For a moment, I forgot every worry.

A king of infinite space

It turned out that Hamlet was quite a depressing thing to watch when you had just given up immortality and were worried that someone was watching you.

The best bit came half-way through when he looked up at the sky.

‘Do you see yonder cloud that’s almost in the shape of a camel?’ he asked.

‘By th’ Mass,’ said another man, a curtain-fetishist called Polonius, ‘and ’tis like a camel, indeed.’

‘Methinks it is like a weasel,’ said Hamlet.

‘It is backed like a weasel.’

Then Hamlet squinted and scratched his head. ‘Or like a whale.’

And Polonius, who wasn’t really in tune with Hamlet’s surreal sense of humour: ‘Very like a whale.’

Afterwards, we went out to a restaurant. It was called Tito’s. I had a bread salad called ‘panzanella’. It had anchovies in it. Anchovies were a fish, so I spent the first five minutes carefully taking them out and laying them on the side of the plate, offering them silent words of grief.

‘You seemed to enjoy the play,’ said Isobel.

I thought I would lie. ‘I did. Yes. Did you?’

‘No. It was awful. I think it was fundamentally wrong to have the Prince of Denmark played by a TV gardener.’

‘Yes,’ I said, ‘you’re right. It was really bad.’

She laughed. She seemed more relaxed than I had ever seen her. Less worried about me, and Gulliver.

‘There’s a lot of death in it, as well,’ I said.

‘Yes.’

‘Are you scared of death?’

She looked awkward. ‘Of course, I’m scared to death of death. I’m a lapsed Catholic. Death and guilt. That’s all I have.’ Catholicism, I discovered, was a type of Christianity for humans who like gold leaf, Latin and guilt.

‘Well, I think you do amazingly.

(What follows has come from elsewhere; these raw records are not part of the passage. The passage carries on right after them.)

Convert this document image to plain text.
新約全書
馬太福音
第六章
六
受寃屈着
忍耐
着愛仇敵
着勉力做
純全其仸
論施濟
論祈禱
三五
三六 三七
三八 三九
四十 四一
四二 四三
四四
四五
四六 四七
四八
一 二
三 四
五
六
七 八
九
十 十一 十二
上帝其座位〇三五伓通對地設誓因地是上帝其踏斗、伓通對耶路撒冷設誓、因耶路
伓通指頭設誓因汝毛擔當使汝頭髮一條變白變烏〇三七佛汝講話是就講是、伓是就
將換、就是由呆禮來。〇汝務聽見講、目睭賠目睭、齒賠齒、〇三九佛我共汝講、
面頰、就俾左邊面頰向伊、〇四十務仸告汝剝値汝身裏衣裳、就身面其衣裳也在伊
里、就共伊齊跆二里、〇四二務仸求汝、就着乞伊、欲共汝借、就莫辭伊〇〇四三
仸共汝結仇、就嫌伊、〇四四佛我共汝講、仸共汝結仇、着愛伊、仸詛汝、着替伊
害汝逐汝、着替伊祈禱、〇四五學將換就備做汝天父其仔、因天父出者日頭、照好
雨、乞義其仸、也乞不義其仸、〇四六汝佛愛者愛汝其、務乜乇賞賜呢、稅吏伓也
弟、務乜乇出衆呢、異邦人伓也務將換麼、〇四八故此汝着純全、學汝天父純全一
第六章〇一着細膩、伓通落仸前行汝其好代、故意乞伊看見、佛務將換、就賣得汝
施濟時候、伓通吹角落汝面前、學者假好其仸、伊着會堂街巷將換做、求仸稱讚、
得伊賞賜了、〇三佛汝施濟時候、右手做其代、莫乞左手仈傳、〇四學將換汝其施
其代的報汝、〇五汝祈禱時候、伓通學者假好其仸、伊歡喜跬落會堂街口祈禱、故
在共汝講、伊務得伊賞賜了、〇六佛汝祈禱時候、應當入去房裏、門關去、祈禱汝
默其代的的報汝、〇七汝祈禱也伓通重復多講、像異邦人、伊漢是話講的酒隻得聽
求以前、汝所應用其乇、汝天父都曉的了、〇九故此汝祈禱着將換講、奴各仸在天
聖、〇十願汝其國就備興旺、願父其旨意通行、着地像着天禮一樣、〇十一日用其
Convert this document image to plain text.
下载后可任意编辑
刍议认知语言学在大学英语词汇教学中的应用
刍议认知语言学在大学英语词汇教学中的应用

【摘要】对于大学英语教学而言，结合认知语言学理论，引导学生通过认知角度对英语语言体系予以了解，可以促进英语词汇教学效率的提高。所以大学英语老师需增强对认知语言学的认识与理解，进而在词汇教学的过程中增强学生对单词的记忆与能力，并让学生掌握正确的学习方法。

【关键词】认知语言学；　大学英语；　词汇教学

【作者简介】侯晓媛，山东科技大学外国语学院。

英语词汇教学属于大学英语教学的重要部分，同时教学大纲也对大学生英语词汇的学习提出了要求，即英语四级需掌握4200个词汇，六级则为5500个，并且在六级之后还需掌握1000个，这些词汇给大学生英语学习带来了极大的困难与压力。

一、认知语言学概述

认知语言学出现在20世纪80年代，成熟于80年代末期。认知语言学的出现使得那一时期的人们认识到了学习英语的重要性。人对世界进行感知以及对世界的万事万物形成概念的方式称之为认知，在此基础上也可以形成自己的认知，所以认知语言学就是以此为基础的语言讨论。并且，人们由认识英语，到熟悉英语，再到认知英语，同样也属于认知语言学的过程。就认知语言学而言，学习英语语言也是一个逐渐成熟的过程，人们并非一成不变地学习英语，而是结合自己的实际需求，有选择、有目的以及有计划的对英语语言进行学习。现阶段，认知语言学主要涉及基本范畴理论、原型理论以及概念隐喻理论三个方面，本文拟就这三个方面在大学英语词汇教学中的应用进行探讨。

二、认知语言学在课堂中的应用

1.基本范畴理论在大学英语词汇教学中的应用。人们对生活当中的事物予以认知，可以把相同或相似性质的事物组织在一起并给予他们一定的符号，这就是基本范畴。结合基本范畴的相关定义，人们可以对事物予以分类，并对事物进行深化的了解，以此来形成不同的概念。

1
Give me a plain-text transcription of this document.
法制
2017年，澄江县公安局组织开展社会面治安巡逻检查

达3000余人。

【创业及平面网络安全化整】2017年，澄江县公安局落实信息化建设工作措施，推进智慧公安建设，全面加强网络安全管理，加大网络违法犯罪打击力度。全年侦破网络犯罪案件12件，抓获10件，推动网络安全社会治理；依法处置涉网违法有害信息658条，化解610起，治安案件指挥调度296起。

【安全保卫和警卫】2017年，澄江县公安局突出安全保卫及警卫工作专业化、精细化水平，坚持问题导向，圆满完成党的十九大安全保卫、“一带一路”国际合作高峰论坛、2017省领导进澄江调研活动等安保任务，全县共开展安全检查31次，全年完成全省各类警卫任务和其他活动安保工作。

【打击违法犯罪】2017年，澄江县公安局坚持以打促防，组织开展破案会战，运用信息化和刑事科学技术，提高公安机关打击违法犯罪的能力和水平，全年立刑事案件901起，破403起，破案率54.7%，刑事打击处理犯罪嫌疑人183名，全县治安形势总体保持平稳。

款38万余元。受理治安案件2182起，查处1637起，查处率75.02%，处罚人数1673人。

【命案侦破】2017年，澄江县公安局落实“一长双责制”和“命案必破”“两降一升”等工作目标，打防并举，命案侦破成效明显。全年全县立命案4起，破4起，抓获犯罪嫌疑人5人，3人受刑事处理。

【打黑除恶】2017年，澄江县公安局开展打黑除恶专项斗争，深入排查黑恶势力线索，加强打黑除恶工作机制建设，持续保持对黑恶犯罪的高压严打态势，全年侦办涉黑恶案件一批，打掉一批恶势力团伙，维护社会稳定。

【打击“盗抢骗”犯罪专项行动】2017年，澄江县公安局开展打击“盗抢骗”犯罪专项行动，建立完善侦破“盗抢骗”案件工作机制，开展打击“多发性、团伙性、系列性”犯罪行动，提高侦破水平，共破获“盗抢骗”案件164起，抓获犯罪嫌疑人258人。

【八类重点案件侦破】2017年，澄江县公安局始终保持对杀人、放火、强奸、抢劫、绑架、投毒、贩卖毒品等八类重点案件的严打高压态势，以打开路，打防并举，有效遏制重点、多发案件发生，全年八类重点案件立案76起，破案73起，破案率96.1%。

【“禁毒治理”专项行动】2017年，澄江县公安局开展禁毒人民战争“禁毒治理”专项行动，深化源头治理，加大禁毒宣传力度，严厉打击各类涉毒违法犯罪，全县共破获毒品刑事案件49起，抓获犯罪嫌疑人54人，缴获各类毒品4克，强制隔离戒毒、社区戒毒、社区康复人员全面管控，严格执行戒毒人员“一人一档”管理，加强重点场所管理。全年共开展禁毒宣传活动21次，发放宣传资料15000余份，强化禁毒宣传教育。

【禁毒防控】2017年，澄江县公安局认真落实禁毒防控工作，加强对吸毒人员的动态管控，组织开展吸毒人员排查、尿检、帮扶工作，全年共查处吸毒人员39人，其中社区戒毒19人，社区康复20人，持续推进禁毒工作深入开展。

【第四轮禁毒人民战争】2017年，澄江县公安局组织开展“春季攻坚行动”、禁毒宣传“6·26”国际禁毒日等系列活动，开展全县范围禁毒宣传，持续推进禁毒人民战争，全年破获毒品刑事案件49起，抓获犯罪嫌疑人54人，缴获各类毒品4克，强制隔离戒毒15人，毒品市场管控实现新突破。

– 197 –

Considering that your body is starting a slow process of physical deterioration leading ultimately to…’

‘Okay, okay. Thank you. Enough death.’

‘But I thought you liked thinking about death. I thought that’s why we saw Hamlet .’

‘I like my death on a stage. Not over my penne arrabiata.’

So we talked and drank red wine as people came and left the restaurant. She told me of the module she was being cajoled into teaching next year. Early Civilised Life in the Aegean.

‘They keep trying to push me further and further back in time. Think they’re trying to tell me something. Next it will be Early Civilised Diplodocuses.’

She laughed. So I laughed too.

‘You should get that novel published,’ I said, trying a different tack. ‘ Wider Than the Sky . It’s good. What I’ve read of it.’

‘I don’t know. That one was a bit private. Very personal. Of its time. I was in a dark place. That was when you were… well, you know. We’re over that now. I feel like a different person now. Almost like I’m married to a different person too.’

‘Well, you should write fiction again.’

‘Oh, I don’t know. It’s getting the ideas.’

I didn’t want to tell her that I had quite a lot of ideas I could give her.

‘We haven’t done this for years, have we?’ she said.

‘Done what?’

‘Talk. Like this. It feels like a first date or something. In a good way. It feels like I’m getting to know you.’

‘Yes.’

‘God,’ she said wistfully.

She was drunk now. So was I, even though I was still on my first glass.

‘Our first date,’ she went on. ‘Can you remember?’

‘Of course. Of course.’

‘It was here. But it was an Indian then. What was its name?… The Taj Mahal. You’d changed your mind on the phone after I wasn’t too impressed at the Pizza Hut suggestion. Cambridge didn’t even have a Pizza Express back then. God… twenty years. Can you believe it? Talk about the compression of time through memory. I remember it better than anything. I was late. You waited an hour for me. Out in the rain. I thought that was so romantic.’